Il salario nominale era cioè passato da 100 a 114. Ma nel contempo il costo della vita era salito da 73,6 a 98, cioè da 100 a 133,3. Quindi la mercede reale da 100 si era ridotta a 83. Contrazione del 15% compensata in parte dal decretato aumento dell’8%.
Il fondo salari valutato (Sole, 14 marzo 1939) a complessivi miliardi 22,8 (agricoltura 4, industria 15, commmercio 2,8, credito 1) saliva così a 24,6 miliardi (più 1,8).

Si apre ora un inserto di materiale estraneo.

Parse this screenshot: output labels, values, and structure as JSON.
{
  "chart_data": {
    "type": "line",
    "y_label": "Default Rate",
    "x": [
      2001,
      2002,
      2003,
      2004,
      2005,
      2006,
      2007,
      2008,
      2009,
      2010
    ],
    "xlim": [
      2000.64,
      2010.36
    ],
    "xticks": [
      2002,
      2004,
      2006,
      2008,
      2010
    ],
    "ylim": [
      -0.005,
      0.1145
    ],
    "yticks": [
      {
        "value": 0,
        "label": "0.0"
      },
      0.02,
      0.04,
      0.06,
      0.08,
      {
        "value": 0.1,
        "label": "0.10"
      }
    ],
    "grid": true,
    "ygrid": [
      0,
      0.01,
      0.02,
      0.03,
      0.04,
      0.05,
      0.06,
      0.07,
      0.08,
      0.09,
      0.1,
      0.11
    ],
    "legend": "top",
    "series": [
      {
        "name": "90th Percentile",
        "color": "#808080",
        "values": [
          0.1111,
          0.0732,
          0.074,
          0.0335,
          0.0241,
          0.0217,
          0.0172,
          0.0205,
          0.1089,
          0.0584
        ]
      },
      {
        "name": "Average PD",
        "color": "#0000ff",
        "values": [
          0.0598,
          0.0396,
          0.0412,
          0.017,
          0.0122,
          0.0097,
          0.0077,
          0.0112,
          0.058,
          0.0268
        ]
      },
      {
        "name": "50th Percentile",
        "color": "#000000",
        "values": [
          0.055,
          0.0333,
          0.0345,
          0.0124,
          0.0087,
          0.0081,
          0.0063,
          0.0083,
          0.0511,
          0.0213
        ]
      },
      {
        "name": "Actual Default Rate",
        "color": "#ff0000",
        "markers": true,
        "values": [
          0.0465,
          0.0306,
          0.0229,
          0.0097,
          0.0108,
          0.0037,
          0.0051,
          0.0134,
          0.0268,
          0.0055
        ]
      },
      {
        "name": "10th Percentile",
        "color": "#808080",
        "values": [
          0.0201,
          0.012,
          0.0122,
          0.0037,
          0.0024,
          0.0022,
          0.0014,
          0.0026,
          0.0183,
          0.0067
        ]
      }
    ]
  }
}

Contemporaneamente, per la nuova legge sulle assicurazioni sociali, il contributo settimanale per le retribuzioni superiori a lire 156 veniva portato da lire 5,05 a lire 18,20.

6) Novembre 1939 – L’aumento della produzione non si accompagnò ad un proporzionale aumento del numero degli operai occupati (intensificazione del ritmo lavorativo: dal 1928 al 1934, nell’industria tessile, a parità di produzione, il 25% in meno di operai) […] ll prolungamento della giornata lavorativa da quaranta a quarantotto ore ed oltre (accordo interconfederale del 15 novembre 1939) si accompagnava alla riduzione delle percentuali di maggiorazione delle ore supplementari. Pertanto, tutto sommato il reddito degli operai, concretizzato nel reddito reale familiare era evidentemente diminuito, malgrado l’aumento degli assegni familiari, la cinquantetreesima settimana e le cinque feste pagate.
Sintomatici, del resto, i dati sui consumi: diminuzione del consumo di carne, dei grassi, del formaggio…

Fonte: Pietro Grifone, Il Capitale Finanziario in Italia, Einaudi, 1945.